Od Ekstraklasy do Ligi Mistrzów. Łukasz Łakomy w elicie!
Najważniejszą informacją dla polskich kibiców jest zdecydowanie fakt, że polski pomocnik grający w szwajcarskim Young Boys Berno - Łukasz Łakomy awansował do Champions League. W ostatniej decydującej rundzie jego drużyna pewnie rozprawiła się w dwumeczu z izraelskim Maccabi Hajfa (0:0, 3:0).
Po bezbramkowym remisie w Izraelu szwajcarski zespół w rewanżu szybko rozwiał wszelkie wątpliwości kto powinien awansować do następnej rundy. Drużyna z Berna wygrywała już od 23. minuty po trafieniu Cedrica Ittena. Z kolei pięć minut później zdołali podwyższyć prowadzenie za sprawa samobójczego trafienia Abdoulaye'a Secka.
Tuż po zmianie stron zadali ostatni, decydujący cios za sprawą Filipa Ugrinicia i przypieczętowali awans do elitarnych rozgrywek.
Polak rozpoczął mecz na ławce i wszedł na plac gry w 74. minucie.
Gorzki wieczór dla Mladenovicia
Z kolei o wiele gorszy los spotkał innego piłkarza, który parę miesięcy temu grał w Ekstraklasie. Mowa w tym miejscu o Filipie Mladenoviciu, który jeszcze w maju reprezentował barwy warszawskiej Legii. Dzisiaj Serb występuje w greckim Panathinakosie Ateny, który we wtorkowym meczu odpadł w IV rundzie eliminacji Ligi Mistrzów z portugalską Bragą (1:2, 0:1).
W rewanżu grecka drużyna z Serbem na ławce rezerwowych nie potrafiła się przeciwstawić dobrze funkcjonującej defensywie portugalskiego zespołu. Decydujący cios zadał skrzydłowy Bragi - Bruma w 83. minucie i wprawił w euforię fanów swojego zespołu.
Kolejny "polski" wątek w trzecim meczu
To nie koniec "polskich" wątków we wtorkowych meczach eliminacyjnych. Spotkanie Galatasaray - Molde (3:2, 2:1) poprowadził polski arbiter - Szymon Marciniak. Polak już w 5. minucie zaznaczył swoją obecność podyktowaniem rzutu karnego dla gospodarzy. "Jedenastkę" pewnie wykorzystał Mauro Icardi.

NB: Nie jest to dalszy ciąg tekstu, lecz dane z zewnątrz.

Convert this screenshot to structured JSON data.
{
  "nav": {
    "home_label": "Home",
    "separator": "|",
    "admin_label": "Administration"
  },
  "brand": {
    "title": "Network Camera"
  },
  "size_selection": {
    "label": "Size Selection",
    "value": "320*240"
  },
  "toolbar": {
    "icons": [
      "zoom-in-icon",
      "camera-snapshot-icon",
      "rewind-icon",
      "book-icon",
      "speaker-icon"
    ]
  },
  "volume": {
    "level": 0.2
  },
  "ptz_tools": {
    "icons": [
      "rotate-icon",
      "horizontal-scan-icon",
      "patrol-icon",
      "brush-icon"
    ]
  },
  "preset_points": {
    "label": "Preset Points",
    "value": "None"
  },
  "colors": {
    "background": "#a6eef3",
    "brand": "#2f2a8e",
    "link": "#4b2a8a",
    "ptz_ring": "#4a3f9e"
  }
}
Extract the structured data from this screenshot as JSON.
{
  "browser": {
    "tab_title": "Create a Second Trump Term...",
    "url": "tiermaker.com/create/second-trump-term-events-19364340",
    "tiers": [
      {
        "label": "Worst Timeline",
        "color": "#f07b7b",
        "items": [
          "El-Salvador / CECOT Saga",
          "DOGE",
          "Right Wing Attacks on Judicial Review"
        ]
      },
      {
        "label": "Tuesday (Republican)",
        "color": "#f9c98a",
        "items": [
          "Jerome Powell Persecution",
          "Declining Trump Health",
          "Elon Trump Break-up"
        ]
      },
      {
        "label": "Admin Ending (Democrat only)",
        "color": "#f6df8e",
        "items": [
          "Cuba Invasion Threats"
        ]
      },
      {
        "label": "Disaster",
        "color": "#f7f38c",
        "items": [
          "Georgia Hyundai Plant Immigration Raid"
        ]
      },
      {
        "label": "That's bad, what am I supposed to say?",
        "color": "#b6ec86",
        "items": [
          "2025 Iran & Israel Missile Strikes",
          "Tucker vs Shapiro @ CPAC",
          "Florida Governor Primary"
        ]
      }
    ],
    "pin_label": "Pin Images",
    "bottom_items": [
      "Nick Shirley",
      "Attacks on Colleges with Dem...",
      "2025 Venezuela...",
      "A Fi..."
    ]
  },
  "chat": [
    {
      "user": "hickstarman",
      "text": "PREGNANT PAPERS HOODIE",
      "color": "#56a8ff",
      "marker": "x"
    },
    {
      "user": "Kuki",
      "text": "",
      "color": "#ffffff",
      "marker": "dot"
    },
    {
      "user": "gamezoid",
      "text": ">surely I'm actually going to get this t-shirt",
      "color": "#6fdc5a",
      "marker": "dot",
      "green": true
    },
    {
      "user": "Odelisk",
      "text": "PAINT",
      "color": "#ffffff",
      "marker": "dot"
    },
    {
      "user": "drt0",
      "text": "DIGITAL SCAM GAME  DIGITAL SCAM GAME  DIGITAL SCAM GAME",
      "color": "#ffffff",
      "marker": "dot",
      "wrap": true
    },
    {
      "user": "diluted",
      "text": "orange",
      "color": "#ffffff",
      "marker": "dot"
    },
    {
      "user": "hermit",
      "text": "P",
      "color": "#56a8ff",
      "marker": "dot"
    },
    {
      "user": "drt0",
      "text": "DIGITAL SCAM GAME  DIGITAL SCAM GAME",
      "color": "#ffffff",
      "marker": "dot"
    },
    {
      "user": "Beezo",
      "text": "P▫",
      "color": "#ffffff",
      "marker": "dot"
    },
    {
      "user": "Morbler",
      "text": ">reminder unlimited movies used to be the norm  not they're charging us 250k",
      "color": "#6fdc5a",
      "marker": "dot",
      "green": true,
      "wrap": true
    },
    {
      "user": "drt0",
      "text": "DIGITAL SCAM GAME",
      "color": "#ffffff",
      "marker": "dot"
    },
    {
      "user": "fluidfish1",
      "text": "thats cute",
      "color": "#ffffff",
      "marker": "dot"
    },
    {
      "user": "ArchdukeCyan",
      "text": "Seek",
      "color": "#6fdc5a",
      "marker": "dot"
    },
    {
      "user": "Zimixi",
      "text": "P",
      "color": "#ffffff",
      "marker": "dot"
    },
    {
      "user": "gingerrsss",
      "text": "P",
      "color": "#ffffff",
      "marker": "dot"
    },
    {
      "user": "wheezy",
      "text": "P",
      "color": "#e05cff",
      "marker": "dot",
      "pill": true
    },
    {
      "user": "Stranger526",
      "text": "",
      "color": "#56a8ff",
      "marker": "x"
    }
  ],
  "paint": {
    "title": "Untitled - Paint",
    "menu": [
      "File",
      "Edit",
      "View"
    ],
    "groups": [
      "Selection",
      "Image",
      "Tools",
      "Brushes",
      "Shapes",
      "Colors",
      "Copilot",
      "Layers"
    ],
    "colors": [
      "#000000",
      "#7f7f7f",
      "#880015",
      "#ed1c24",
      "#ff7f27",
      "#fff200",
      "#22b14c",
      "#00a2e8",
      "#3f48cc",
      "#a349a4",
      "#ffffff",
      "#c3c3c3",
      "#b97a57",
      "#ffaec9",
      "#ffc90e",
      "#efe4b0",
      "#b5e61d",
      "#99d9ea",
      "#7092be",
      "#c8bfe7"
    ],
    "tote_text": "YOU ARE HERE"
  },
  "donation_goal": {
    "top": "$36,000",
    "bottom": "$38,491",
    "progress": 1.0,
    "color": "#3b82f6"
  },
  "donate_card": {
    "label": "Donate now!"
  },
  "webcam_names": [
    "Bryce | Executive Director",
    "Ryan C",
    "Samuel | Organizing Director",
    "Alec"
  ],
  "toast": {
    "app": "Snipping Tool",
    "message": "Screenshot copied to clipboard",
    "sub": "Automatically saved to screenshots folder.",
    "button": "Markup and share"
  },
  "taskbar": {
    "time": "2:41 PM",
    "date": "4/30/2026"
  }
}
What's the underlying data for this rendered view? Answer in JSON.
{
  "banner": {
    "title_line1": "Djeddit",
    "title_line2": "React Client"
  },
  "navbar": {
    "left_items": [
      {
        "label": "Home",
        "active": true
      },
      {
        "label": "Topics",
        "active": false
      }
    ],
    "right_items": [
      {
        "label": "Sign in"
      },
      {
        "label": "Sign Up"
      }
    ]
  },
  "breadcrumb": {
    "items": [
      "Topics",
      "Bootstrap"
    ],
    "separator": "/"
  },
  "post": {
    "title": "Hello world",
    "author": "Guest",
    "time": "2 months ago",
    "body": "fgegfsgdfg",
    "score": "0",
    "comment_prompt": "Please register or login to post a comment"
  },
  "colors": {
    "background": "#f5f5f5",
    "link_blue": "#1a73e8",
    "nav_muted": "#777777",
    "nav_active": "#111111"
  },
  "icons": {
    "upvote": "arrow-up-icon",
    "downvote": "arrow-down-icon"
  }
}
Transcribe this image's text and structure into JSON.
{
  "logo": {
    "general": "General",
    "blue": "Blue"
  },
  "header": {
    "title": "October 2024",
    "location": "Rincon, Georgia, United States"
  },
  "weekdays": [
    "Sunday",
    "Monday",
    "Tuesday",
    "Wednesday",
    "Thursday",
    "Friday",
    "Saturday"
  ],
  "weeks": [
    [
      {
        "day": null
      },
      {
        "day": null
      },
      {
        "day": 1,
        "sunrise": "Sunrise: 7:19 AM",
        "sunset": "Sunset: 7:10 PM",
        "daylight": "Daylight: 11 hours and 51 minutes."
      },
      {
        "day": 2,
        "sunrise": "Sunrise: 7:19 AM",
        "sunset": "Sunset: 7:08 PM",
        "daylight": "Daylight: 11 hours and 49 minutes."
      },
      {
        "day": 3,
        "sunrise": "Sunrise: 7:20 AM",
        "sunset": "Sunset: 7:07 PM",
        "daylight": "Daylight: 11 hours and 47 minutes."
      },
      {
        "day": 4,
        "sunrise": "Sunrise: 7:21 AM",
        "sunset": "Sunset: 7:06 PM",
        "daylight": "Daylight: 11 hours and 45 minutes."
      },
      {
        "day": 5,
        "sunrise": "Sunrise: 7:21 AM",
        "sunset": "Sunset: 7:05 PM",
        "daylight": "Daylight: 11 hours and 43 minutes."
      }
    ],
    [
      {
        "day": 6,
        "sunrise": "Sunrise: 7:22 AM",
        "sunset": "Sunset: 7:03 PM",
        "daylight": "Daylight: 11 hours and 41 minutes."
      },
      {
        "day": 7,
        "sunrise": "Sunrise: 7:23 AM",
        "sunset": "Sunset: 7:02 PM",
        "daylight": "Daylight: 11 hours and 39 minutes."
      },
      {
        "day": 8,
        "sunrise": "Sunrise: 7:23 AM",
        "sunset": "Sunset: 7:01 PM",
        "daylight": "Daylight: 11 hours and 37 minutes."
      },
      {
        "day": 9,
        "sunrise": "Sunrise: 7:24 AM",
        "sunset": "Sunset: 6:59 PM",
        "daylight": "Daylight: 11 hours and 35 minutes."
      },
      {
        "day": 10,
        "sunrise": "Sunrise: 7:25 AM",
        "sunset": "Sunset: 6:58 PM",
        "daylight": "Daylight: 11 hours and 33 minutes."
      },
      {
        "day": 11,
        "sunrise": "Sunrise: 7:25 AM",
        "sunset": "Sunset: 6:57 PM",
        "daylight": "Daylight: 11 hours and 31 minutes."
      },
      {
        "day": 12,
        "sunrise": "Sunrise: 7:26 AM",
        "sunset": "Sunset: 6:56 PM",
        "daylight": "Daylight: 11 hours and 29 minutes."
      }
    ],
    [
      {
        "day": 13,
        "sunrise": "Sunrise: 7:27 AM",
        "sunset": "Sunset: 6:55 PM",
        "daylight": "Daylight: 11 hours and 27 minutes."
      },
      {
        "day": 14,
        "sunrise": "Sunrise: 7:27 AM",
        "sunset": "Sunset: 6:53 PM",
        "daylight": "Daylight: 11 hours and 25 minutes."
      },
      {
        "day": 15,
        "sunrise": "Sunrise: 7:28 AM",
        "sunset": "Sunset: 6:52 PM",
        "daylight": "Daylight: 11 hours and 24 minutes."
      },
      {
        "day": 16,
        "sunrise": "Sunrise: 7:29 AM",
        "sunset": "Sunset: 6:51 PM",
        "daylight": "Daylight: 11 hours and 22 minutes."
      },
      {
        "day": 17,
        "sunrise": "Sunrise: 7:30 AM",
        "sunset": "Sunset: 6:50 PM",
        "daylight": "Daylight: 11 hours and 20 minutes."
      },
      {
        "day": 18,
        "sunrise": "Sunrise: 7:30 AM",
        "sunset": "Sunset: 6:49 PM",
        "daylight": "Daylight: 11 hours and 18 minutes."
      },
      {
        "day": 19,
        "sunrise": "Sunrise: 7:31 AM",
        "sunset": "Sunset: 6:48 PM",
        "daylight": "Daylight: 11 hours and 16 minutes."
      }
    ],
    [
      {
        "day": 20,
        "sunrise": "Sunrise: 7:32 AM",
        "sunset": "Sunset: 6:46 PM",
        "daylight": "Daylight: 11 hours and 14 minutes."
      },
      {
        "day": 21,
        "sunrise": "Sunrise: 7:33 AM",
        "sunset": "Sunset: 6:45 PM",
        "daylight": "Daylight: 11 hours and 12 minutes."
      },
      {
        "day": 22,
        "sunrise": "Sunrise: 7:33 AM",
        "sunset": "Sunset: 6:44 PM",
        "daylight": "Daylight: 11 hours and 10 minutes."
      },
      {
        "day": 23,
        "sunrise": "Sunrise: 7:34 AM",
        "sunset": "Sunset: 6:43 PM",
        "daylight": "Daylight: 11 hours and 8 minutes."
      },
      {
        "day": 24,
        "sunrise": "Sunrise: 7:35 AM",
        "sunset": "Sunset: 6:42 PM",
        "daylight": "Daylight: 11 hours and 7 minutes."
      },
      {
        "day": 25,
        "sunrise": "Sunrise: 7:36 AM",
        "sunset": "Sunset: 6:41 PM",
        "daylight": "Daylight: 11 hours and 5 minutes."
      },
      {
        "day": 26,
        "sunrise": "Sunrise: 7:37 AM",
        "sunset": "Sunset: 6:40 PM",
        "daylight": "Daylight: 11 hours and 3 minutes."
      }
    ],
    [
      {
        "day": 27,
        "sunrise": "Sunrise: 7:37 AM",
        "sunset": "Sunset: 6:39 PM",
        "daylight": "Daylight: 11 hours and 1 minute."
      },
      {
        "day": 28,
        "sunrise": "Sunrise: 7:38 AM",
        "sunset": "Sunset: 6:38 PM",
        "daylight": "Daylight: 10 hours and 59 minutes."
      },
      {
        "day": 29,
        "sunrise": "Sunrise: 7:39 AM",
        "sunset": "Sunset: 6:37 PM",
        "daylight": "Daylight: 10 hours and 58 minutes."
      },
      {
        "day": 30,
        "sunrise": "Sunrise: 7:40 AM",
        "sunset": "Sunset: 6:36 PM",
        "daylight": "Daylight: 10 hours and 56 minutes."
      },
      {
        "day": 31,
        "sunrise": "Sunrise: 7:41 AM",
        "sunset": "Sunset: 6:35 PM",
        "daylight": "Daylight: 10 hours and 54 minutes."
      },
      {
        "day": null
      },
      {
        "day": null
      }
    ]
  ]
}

Norwedzy walczyli do końca, aby odrobić stratę w tym dwumeczu i przechylić szalę na swoją stronę. Ostatecznie stać ich było tylko na jedno trafienie za sprawą Eirika Hestada w 66. minucie wyrównał stan rywalizacji. W samej końcówce meczu mogli zdobyć bramkę na wagę dogrywki, lecz po analizie VAR polski sędzia zdecydował się anulować trafienie.
W doliczonym czasie gry wynik ustanowił hiszpański lewy obrońca - Angelino, który zasilił turecki klub w letnim okienku transferowym przechodząc z niemieckiego RB Lipsk.
Losowanie fazy grupowej Ligi Mistrzów w czwartek 31 sierpnia w Monako. Początek o godz. 18:00.